Sadly, I was wrong. Their progress was slow, documentation unclear and their service became very disjointed from the rest of the project. To the point where I had to re-document much of their design into my documentation to ensure the information was correctly conveyed to the builders on site.

Since this situation arose, I have thought some more about why? Why was their kitchen design service so different from the kitchen design service I offered to the clients? Essentially, we offer the same service – to design and document a kitchen. But the big difference is that they are not just designing and documenting a kitchen, but also selling the client the limited range of products that they represent.

As an illustration of that: to highlight the exclusive nature of his imported European product, the kitchen designer/salesman told the clients that the material that was to be used for their benchtop was not available in Australia. In reality, it was a material I had already specified on numerous other projects. Yep, that actually happened!

As an architect, I do not sell products. I help my clients find the right products and fittings that best serve their needs, not mine. I design the kitchen based on what is right for the client’s lifestyle and budget – wherever it comes from, not with a limited palette of ideas and options.

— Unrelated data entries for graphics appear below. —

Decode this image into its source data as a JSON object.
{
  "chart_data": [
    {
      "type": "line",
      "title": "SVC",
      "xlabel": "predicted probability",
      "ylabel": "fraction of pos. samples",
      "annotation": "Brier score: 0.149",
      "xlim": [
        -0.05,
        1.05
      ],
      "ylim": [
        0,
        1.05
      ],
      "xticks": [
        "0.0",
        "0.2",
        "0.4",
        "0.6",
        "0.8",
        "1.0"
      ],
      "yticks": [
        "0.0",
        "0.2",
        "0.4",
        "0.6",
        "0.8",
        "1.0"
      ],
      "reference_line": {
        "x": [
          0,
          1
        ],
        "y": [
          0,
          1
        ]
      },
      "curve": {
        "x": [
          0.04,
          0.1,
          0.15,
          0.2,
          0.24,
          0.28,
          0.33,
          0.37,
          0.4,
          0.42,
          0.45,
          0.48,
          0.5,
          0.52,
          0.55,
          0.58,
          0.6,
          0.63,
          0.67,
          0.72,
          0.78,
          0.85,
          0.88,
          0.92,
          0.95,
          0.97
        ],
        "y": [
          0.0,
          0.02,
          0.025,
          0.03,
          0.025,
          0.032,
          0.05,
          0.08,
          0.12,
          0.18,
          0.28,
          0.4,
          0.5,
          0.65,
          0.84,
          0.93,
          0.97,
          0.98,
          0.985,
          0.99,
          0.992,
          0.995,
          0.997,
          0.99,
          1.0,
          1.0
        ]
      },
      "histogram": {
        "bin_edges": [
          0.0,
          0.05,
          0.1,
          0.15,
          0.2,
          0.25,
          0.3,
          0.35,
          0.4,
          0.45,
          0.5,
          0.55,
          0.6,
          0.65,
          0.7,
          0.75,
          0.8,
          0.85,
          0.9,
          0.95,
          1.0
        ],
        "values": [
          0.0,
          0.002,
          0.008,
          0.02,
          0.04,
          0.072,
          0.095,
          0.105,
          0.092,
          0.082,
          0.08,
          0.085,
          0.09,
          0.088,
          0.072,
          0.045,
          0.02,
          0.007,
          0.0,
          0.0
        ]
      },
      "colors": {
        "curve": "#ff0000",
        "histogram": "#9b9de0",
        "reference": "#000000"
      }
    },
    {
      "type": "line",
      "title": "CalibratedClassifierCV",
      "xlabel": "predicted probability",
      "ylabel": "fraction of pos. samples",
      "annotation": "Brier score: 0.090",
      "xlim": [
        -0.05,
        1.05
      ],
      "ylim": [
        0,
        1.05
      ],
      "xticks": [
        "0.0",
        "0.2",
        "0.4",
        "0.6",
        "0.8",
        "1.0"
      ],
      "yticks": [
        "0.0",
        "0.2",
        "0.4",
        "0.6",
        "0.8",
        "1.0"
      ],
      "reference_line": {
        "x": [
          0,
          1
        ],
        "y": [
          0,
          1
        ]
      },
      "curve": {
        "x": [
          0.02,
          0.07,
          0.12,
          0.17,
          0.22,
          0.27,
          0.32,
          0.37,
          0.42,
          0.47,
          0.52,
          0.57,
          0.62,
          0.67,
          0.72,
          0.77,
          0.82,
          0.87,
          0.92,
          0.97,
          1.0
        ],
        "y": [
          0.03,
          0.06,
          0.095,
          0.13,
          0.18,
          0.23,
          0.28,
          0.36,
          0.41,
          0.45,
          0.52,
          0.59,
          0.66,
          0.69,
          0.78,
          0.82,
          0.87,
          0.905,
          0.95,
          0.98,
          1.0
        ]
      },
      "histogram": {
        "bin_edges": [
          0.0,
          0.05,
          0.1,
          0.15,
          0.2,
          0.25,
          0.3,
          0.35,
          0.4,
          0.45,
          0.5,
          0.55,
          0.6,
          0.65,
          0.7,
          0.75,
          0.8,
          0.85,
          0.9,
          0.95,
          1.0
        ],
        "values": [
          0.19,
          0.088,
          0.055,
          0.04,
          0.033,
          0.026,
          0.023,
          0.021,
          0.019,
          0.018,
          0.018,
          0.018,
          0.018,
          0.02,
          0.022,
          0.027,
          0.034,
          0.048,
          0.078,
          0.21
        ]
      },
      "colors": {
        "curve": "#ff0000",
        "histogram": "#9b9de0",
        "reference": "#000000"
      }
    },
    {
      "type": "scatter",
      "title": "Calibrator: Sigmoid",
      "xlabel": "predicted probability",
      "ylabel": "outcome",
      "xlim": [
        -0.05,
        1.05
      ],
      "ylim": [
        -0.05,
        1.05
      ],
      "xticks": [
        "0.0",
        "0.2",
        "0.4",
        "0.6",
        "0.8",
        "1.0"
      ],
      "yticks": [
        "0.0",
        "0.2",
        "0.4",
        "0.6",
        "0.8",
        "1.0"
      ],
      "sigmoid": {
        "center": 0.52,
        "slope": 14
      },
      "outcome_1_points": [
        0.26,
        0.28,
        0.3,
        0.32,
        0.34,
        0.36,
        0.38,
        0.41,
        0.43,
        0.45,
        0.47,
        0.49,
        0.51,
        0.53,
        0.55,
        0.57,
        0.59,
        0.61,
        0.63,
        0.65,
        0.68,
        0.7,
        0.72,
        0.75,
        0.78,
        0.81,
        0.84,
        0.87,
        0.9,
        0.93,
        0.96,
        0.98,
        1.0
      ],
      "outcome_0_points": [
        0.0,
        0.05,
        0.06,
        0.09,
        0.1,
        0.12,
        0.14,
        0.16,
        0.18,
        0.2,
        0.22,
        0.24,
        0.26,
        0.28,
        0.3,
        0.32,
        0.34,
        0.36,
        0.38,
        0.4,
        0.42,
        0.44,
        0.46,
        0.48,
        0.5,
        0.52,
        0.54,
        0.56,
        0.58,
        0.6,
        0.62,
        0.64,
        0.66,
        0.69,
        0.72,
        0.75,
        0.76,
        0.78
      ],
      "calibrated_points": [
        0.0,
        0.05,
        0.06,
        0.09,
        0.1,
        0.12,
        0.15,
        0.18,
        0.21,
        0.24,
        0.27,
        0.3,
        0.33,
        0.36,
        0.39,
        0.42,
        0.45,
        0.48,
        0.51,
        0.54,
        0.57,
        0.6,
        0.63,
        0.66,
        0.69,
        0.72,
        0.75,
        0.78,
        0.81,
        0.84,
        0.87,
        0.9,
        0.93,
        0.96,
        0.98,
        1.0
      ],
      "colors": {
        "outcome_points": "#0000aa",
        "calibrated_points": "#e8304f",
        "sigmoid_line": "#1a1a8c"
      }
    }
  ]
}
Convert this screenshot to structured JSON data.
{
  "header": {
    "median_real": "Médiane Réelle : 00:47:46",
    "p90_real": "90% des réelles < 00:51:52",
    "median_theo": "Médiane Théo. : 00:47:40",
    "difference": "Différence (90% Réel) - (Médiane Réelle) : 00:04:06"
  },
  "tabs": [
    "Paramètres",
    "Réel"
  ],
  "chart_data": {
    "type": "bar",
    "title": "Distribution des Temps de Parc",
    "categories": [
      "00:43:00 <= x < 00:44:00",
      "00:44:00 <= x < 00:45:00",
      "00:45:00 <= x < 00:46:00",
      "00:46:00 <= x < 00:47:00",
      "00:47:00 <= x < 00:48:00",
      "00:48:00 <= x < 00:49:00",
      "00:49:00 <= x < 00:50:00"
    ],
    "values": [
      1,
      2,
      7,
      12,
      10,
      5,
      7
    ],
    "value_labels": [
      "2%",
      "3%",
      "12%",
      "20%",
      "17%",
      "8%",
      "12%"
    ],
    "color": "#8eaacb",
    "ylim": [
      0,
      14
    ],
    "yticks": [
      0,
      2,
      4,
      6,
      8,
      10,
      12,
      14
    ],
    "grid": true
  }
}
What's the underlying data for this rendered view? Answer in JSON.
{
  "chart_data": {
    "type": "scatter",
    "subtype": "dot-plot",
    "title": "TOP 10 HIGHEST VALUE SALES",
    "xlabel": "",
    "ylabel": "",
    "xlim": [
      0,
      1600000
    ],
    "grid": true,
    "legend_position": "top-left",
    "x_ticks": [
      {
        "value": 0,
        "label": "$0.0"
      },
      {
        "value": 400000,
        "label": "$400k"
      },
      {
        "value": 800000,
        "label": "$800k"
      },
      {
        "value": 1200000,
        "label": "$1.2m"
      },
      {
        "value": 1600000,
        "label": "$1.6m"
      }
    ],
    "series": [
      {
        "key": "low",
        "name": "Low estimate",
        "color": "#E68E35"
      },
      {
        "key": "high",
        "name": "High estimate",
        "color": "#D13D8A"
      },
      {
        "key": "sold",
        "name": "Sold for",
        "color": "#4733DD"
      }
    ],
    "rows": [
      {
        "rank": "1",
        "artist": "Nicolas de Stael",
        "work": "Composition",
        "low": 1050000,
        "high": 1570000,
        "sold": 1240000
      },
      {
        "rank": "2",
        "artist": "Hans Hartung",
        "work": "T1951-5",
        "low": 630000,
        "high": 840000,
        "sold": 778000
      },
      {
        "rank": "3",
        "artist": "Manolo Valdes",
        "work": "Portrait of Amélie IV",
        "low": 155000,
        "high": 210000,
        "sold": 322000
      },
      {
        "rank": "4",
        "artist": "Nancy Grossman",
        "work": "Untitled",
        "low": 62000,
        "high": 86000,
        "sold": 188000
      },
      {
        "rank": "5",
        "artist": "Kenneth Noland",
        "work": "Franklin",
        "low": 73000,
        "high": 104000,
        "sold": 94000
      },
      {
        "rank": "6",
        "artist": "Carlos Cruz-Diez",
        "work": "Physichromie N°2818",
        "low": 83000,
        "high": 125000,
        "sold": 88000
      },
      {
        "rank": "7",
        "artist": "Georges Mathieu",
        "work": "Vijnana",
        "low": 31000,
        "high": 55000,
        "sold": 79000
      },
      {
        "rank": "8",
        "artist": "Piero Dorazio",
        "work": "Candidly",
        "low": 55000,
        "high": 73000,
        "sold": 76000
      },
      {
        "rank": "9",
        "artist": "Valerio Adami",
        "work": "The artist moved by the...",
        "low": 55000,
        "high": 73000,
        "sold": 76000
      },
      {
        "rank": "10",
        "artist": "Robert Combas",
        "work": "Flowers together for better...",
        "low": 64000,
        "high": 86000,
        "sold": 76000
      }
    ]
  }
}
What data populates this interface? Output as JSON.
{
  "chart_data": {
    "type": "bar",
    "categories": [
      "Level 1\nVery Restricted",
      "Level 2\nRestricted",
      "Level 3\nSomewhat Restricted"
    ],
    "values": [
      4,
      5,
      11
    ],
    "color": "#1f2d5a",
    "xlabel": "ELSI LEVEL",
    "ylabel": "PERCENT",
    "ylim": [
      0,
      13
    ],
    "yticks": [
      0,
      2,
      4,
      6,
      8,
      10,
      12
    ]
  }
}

The clients also benefit from a fully integrated design response. You see, the kitchen design also impacts on other parts of the design – the walk-in pantry, the open-plan living and dining areas, external parts of the building – window and door locations, electrical, lighting and sometimes even on the locations of other spaces like the garage and laundry.

With one person responsible for integrating all those ideas, clients are sure to gain a much more unified and fluid design response. Additionally, the client has one point of contact to co-ordinate the design and documentation and does not have to manage the liaison between multiple designers and their architect.

Now don’t get me wrong, the kitchen designer in this case did a great job of selling their design and representing their product to the client, and I hope the install all goes according to plan (subject of another post perhaps??). I do not intend here to denigrate their skills. But as I was engaged to design their new home, the clients would have achieved a more cohesive design result if I had been allowed to include the kitchen in that scope of work. They would have saved themselves time, money and the angst of controlling the separate design components. My architectural design skills are not limited to just one part of the house or one product.

The moral of this story is not that architects are better than kitchen designers. But rather, that as architects we need to help our clients and potential clients understand all the ways in which we bring real value and expertise to a whole project.